Of course, there’s no denying that the university is the central economic force in Madison, and that it breeds a great amount of transience. But it also breeds a lot of permanence, in the long-term employment it creates for thousands of faculty and staff, and in the economic activity it generates for local businesses. Plus, there are lots of people and neighborhoods in Madison that may be inexorably economically tied to UW-Madison, but culturally speaking are very removed from the transient student population.

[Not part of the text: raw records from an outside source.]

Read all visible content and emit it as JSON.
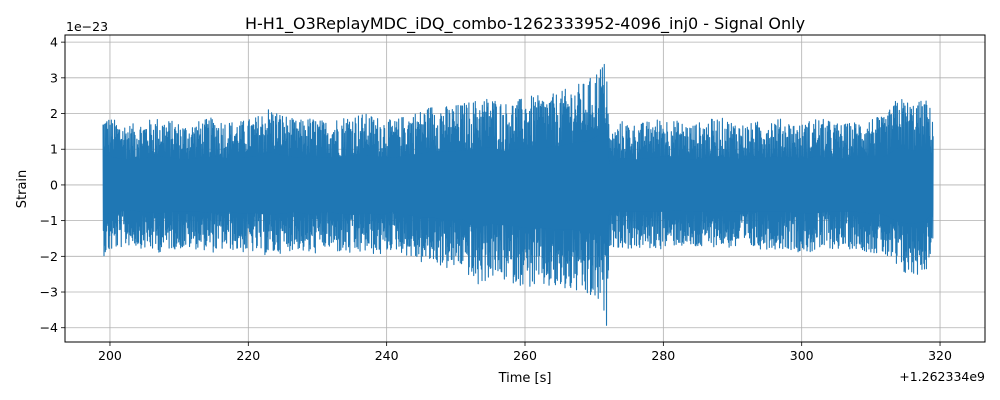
{
  "chart_data": {
    "type": "line",
    "title": "H-H1_O3ReplayMDC_iDQ_combo-1262333952-4096_inj0 - Signal Only",
    "xlabel": "Time [s]",
    "ylabel": "Strain",
    "x_offset_label": "+1.262334e9",
    "y_scale_label": "1e−23",
    "xlim": [
      193.5,
      326.5
    ],
    "ylim": [
      -4.4,
      4.2
    ],
    "x_ticks": [
      200,
      220,
      240,
      260,
      280,
      300,
      320
    ],
    "x_tick_labels": [
      "200",
      "220",
      "240",
      "260",
      "280",
      "300",
      "320"
    ],
    "y_ticks": [
      -4,
      -3,
      -2,
      -1,
      0,
      1,
      2,
      3,
      4
    ],
    "y_tick_labels": [
      "−4",
      "−3",
      "−2",
      "−1",
      "0",
      "1",
      "2",
      "3",
      "4"
    ],
    "grid": true,
    "line_color": "#1f77b4",
    "series": [
      {
        "x": [
          199,
          201,
          203,
          205,
          207,
          209,
          211,
          213,
          215,
          217,
          219,
          221,
          223,
          225,
          227,
          229,
          231,
          233,
          235,
          237,
          239,
          241,
          243,
          245,
          247,
          249,
          251,
          253,
          255,
          257,
          259,
          261,
          263,
          265,
          267,
          269,
          271,
          271.8,
          272.2,
          274,
          276,
          278,
          280,
          282,
          284,
          286,
          288,
          290,
          292,
          294,
          296,
          298,
          300,
          302,
          304,
          306,
          308,
          310,
          312,
          314,
          316,
          318,
          319
        ],
        "upper": [
          2.0,
          1.8,
          1.7,
          1.8,
          1.9,
          1.8,
          1.7,
          1.8,
          1.9,
          1.8,
          1.8,
          1.9,
          2.2,
          2.0,
          1.8,
          1.9,
          1.8,
          1.9,
          2.0,
          2.0,
          1.9,
          1.8,
          2.0,
          2.1,
          2.3,
          2.2,
          2.3,
          2.4,
          2.5,
          2.3,
          2.4,
          2.5,
          2.5,
          2.6,
          2.8,
          2.9,
          3.4,
          3.5,
          1.4,
          1.8,
          1.7,
          1.8,
          1.9,
          1.8,
          1.7,
          1.8,
          1.9,
          1.8,
          1.7,
          1.8,
          1.9,
          1.8,
          1.7,
          1.9,
          1.8,
          1.7,
          1.8,
          1.9,
          1.9,
          2.5,
          2.3,
          2.4,
          2.0
        ],
        "lower": [
          -2.0,
          -1.8,
          -1.7,
          -1.8,
          -1.9,
          -1.8,
          -1.8,
          -1.8,
          -1.9,
          -1.8,
          -1.9,
          -1.9,
          -2.0,
          -1.9,
          -1.8,
          -2.0,
          -1.8,
          -1.9,
          -2.0,
          -1.9,
          -2.0,
          -1.8,
          -2.0,
          -2.2,
          -2.2,
          -2.4,
          -2.3,
          -2.9,
          -2.6,
          -2.7,
          -2.8,
          -2.9,
          -2.9,
          -3.0,
          -3.0,
          -3.2,
          -3.4,
          -4.0,
          -1.7,
          -1.8,
          -1.8,
          -1.8,
          -1.8,
          -1.7,
          -1.8,
          -1.8,
          -1.7,
          -1.8,
          -1.8,
          -1.8,
          -1.8,
          -1.8,
          -1.9,
          -1.9,
          -1.8,
          -1.8,
          -1.8,
          -1.9,
          -2.0,
          -2.5,
          -2.6,
          -2.4,
          -1.7
        ]
      }
    ]
  }
}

Not to mention people who grew up here and end up staying long-term—and for whatever reason I feel like I’m running into more and more of those people as I cover local music these days.

And there is a lot of transience, but not all of that transience is a product of UW. Moving away from Madison, and especially talking about moving away from Madison, is just part of the Madison thing, and it’s not always tied to someone’s academic career. Even people who successfully transplant themselves somewhere else for the long haul tend to retain a strong connection to Madison, and then there are of course those of us who’ve tried to move away but ended up crawling back, which adds a further interesting wrinkle to all this. (I’m still working on where people who try to run away and join ISIS fit into this bit of armchair sociology.)

For musicians, artists and other creative types I’ve known who’ve moved away, it’s rarely just a clean break—often, they end up still contributing to Madison, even if just in small, sporadic ways, but usually it’s more meaningful than just swinging through for the occasional show. And even if that’s not the case, the transience is part of what makes Madison interesting, not something we should see as just a disadvantage. Even when a particular individual doesn’t stay here in the long run, he or she may be helping to build something more lasting for Madison’s cultural community. For instance, CRASHprez, who I mentioned earlier, came here in part for UW-Madison’s First Wave Spoken Word and Hip Hop Arts Learning Community, which as brought a constant stream of talented young MCs/poets/dancers/playwrights through UW since it launched 2007, sprouting the annual Line Breaks Festival among other events.

Personally, I don’t think there’s so much transience here that the transience in itself is a damning obstacle to Madison having a healthy arts/music community. And especially in this relative lull that always happens after/between semesters, I tend to wonder if we ourselves make too much of it. I’d love to hear what other Madisonians think if you want to comment and join me in some Madison navel-gazing (of course you do, because Madison).